Metric Status (post Phase 4) Notes
Proper scoring rules ✅ quantile CRPS, log-score, energy score, variogram score, Winkler 5 proper scoring rules
Calibration diagnostics ✅ PIT histogram, calibration curve, isotonic recalibration Continuous calibration
Time series evaluation ✅ Rolling-origin, sliding-window, ACI, EnbPI Full suite
Multivariate scoring ✅ Energy score, variogram score Joint dependence assessment
Test coverage 🔄 30% fail_under baseline; core+metrics >70% Incremental improvement toward 80%
Quantile crossing ✅ Training-time penalty option + post-sort Dual protection
Model explainability ✅ SHAP, leverage analysis from model API Integrated
Classification support ✅ Prediction sets via conformal (APS) PredictionSet class
Model comparison ✅ Skill score, DM test, MCS Statistical comparison
Batch inference predict_batch() on BaseUncertaintyModel Memory-bounded production

References

  • Laio, F. & Tamea, S. (2007). Verification tools for probabilistic forecasts of continuous hydrological variables. Hydrology and Earth System Sciences.

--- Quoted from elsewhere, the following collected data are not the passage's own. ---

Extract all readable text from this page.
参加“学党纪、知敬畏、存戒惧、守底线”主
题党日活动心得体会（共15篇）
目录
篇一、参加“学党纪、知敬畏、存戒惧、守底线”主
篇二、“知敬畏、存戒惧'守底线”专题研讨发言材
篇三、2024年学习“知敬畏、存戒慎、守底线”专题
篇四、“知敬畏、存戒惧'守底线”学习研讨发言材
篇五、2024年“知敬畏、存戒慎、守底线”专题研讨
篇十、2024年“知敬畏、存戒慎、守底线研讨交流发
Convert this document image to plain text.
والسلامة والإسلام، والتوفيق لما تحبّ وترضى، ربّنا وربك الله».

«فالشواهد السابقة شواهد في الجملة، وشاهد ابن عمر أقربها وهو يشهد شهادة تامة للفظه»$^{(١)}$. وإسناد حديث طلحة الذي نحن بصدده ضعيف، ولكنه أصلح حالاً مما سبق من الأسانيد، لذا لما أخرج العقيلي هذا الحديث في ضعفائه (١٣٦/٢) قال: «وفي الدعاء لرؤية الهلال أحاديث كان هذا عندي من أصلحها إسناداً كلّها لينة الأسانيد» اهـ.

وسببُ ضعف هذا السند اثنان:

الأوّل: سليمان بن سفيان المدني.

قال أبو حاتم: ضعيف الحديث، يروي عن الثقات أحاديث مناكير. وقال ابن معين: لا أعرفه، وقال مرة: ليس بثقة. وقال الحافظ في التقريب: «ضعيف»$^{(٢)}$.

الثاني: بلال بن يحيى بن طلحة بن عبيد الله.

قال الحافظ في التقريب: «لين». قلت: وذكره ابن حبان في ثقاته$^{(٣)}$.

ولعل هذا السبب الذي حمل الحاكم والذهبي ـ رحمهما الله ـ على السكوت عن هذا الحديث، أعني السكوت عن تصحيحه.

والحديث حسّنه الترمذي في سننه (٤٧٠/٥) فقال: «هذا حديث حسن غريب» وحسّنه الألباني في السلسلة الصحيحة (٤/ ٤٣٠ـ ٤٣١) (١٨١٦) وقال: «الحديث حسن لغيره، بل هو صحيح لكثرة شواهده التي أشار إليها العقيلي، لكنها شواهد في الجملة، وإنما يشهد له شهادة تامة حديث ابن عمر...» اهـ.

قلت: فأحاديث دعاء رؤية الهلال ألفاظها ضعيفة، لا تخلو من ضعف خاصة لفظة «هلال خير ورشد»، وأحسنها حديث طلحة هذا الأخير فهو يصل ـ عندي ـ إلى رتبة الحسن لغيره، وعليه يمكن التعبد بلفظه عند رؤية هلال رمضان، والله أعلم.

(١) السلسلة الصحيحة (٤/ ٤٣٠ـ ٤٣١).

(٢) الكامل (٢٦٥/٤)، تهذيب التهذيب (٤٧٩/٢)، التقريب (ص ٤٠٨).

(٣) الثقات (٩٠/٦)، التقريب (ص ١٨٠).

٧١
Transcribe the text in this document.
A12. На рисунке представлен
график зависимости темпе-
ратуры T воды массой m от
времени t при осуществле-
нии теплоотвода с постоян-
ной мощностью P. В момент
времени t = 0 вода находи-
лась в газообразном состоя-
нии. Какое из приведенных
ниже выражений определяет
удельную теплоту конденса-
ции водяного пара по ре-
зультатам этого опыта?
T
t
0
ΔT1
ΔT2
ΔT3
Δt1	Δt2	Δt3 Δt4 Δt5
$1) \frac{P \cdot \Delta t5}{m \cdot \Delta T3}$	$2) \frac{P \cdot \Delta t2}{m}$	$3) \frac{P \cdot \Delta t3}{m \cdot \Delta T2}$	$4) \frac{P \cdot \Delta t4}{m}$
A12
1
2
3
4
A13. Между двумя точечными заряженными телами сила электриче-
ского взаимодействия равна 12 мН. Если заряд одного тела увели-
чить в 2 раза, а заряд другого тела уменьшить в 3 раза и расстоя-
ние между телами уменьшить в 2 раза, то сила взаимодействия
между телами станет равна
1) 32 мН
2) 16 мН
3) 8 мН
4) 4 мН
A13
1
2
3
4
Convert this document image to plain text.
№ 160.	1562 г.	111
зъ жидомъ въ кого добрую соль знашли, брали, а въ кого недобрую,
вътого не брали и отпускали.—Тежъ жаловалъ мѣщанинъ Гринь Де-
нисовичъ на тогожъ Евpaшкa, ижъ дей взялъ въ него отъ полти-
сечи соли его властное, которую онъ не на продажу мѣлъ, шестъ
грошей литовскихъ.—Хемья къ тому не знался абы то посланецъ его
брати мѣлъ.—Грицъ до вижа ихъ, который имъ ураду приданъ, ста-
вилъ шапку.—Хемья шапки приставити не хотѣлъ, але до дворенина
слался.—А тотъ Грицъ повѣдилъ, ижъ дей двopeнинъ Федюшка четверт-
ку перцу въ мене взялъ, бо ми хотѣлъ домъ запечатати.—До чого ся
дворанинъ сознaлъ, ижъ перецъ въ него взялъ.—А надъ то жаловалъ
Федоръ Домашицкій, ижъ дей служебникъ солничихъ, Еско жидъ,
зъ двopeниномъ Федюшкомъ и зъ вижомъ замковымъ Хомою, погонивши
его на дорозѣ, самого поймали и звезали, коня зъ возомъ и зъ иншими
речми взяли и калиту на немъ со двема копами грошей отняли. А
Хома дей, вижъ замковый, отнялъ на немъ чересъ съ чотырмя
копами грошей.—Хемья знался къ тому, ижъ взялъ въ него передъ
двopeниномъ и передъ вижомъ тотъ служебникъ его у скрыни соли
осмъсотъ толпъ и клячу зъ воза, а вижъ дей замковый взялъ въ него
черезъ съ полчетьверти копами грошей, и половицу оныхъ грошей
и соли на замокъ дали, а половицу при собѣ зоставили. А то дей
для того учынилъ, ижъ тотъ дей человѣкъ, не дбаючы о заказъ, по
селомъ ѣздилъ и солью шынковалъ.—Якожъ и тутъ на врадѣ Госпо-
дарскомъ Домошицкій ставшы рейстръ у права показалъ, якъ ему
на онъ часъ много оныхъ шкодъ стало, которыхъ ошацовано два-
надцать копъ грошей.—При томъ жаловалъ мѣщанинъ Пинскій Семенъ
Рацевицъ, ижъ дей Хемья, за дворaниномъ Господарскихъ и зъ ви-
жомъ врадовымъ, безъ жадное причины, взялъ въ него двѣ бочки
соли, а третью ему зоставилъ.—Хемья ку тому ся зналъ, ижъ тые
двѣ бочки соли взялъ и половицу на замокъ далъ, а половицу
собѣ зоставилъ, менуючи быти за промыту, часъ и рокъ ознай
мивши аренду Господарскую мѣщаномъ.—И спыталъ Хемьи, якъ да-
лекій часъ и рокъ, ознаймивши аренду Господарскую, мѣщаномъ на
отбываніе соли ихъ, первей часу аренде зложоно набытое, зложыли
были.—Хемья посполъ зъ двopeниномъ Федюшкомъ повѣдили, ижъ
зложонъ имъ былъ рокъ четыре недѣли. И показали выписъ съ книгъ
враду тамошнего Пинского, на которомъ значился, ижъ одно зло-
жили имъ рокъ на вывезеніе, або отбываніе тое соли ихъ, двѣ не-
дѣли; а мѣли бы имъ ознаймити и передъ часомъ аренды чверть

  • Kuleshov, V. et al. (2018). Accurate Uncertainties for Deep Learning Using Calibrated Regression. ICML.
  • Gibbs, I. & Candes, E. (2021). Adaptive Conformal Inference Under Distribution Shift. NeurIPS.
  • Gneiting, T. & Raftery, A. (2007). Strictly Proper Scoring Rules, Prediction, and Estimation. JASA.
  • Tagasovska, N. & Lopez-Paz, D. (2019). Single-Model Uncertainties for Deep Learning. NeurIPS.
  • Xu, C. & Xie, Y. (2021). Conformal Prediction Interval for Dynamic Time-Series. ICML.
  • Romano, Y. et al. (2020). Classification with Valid and Adaptive Coverage. NeurIPS.
  • Hansen, P. et al. (2011). The Model Confidence Set. Econometrica.